Dans un nouveau rapport publié mercredi, le bureau d’Yves Giroux indique qu’Ottawa prévoit pour 22,7 milliards de dollars de dépenses liées à la COVID-19 pour 2021-2022, comparativement à environ 159,5 milliards à ce jour. Une partie de ce recul draconien est attribuable à une baisse prévue des dépenses liées à l’aide aux particuliers.

22,7 milliards
C’est le montant estimé des dépenses fédérales liées à la crise au cour de la prochaine année, selon un nouveau rapport du DPB. Ces dépenses ont atteint à ce jour 159,5 milliards en 2020-2021.

En 2020-2021, on estime que 122 milliards ont été versés aux Canadiens par le biais de programmes d’aide au marché du travail, comme la Prestation canadienne d’urgence, la Prestation canadienne de la relance économique et l’assurance-emploi bonifiée, note le rapport du DPB. Pour 2021-2022, cette enveloppe serait sous les 43 milliards, si l’on présume l’abandon graduel de ces mesures d’aide.

Le rapport du DPB est basé sur le budget principal des dépenses déposé au Parlement le mois dernier. Il ne tient pas compte du prochain budget, qui ne sera peut-être présenté qu’en avril.

Aînés et système de santé

Déposé le 25 février à la Chambre des communes, le budget principal des dépenses du gouvernement Trudeau pour 2021-2022 prévoit des dépenses totalisant 342,2 milliards. Environ un dollar sur cinq est réservé aux paiements mensuels aux aînés canadiens, soit 62,4 milliards en prestations, qui sont indexées en fonction de l’inflation.

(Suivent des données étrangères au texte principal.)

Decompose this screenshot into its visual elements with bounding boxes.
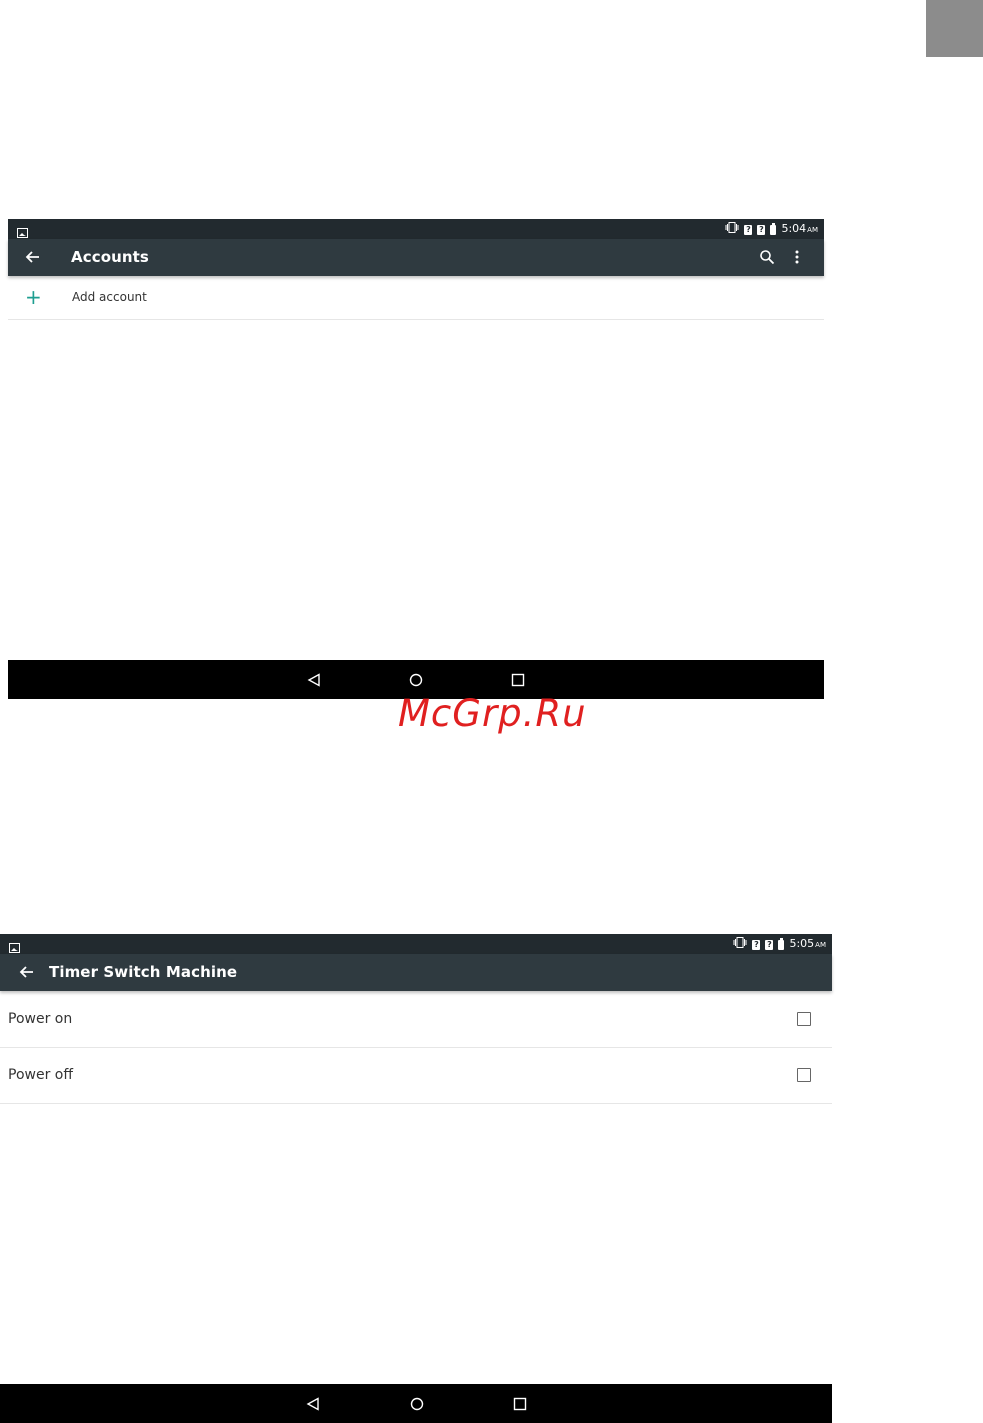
page-title: Accounts (71, 248, 149, 266)
sim2-status-icon: ? (765, 939, 774, 950)
battery-icon (778, 937, 785, 950)
vibrate-icon (733, 936, 747, 953)
back-arrow-icon[interactable] (19, 964, 35, 984)
status-bar: ? ? 5:04AM (8, 219, 824, 239)
nav-recents-icon[interactable] (508, 670, 528, 690)
add-account-label: Add account (72, 290, 147, 304)
status-time: 5:05AM (789, 937, 826, 950)
search-icon[interactable] (759, 249, 775, 269)
back-arrow-icon[interactable] (25, 249, 41, 269)
battery-icon (770, 222, 777, 235)
status-bar: ? ? 5:05AM (0, 934, 832, 954)
navigation-bar (0, 1384, 832, 1423)
status-time: 5:04AM (781, 222, 818, 235)
power-on-checkbox[interactable] (797, 1012, 811, 1026)
accounts-screen: ? ? 5:04AM Accounts + Add account (8, 219, 824, 699)
power-off-label: Power off (8, 1067, 73, 1083)
sim1-status-icon: ? (744, 224, 753, 235)
page-title: Timer Switch Machine (49, 963, 238, 981)
sim1-status-icon: ? (752, 939, 761, 950)
timer-switch-screen: ? ? 5:05AM Timer Switch Machine Power on… (0, 934, 832, 1423)
page-corner-tab (926, 0, 983, 57)
nav-back-icon[interactable] (303, 1394, 323, 1414)
power-on-label: Power on (8, 1011, 73, 1027)
nav-home-icon[interactable] (407, 1394, 427, 1414)
nav-recents-icon[interactable] (510, 1394, 530, 1414)
power-off-checkbox[interactable] (797, 1068, 811, 1082)
nav-home-icon[interactable] (406, 670, 426, 690)
nav-back-icon[interactable] (304, 670, 324, 690)
power-off-row[interactable]: Power off (0, 1048, 832, 1104)
power-on-row[interactable]: Power on (0, 992, 832, 1048)
toolbar: Accounts (8, 239, 824, 276)
vibrate-icon (725, 221, 739, 238)
plus-icon: + (25, 285, 42, 309)
sim2-status-icon: ? (757, 224, 766, 235)
add-account-row[interactable]: + Add account (8, 277, 824, 320)
watermark: McGrp.Ru (398, 692, 587, 735)
toolbar: Timer Switch Machine (0, 954, 832, 991)
more-vert-icon[interactable] (794, 249, 800, 269)
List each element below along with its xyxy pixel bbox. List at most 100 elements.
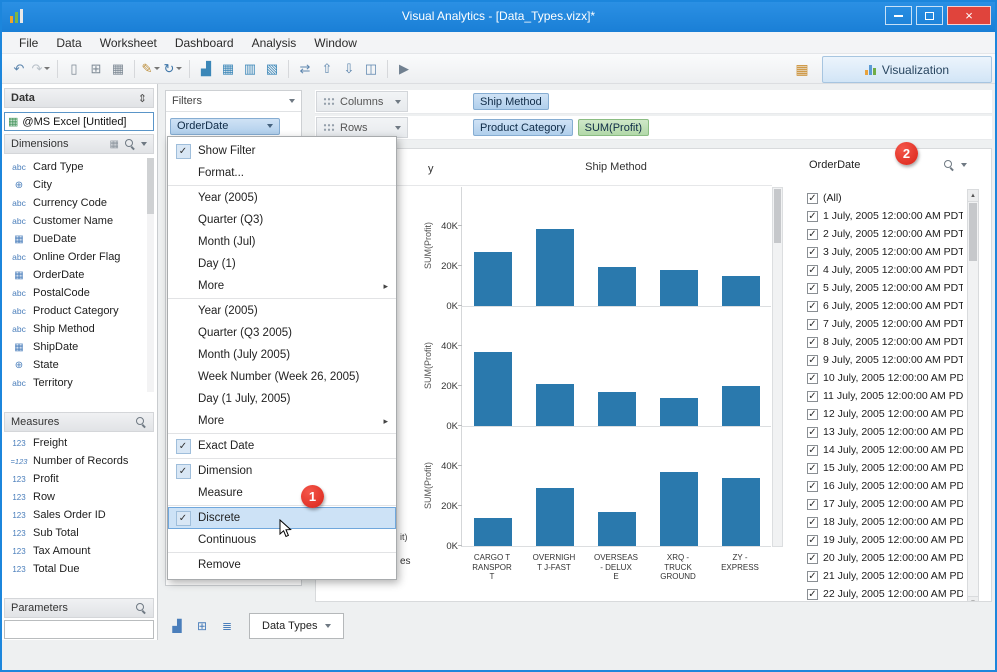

Les transferts fédéraux en santé, indexés en fonction de la croissance du produit intérieur brut (PIB), représentent le deuxième grand poste de dépenses d’Ottawa, totalisant 43,1 milliards. Les provinces et territoires souhaitent que ces transferts soient bonifiés considérablement.

Les prévisions indiquent par ailleurs que le budget du ministère des Finances devrait diminuer de 13 %, à 103,8 milliards. Et celui d’Emploi et Développement social Canada de plus de la moitié, à 82,4 milliards, « en grande partie en raison de l’arrivée à échéance de la Prestation canadienne d’urgence », écrit le DPB. Le budget de l’Agence de la santé publique du Canada devrait être ramené à 8,8 milliards, comparativement à 21 milliards pour 2020-2021.

Sur les 342,2 milliards d’autorisations de dépenses contenues dans le budget pour le prochain exercice, 141,9 milliards doivent être approuvés par la Chambre des communes au moyen de deux « projets de loi de crédits ». Les autorisations législatives pour lesquelles le gouvernement a déjà l’autorisation du Parlement de dépenser s’élèvent à 200,3 milliards, relève le directeur parlementaire du budget.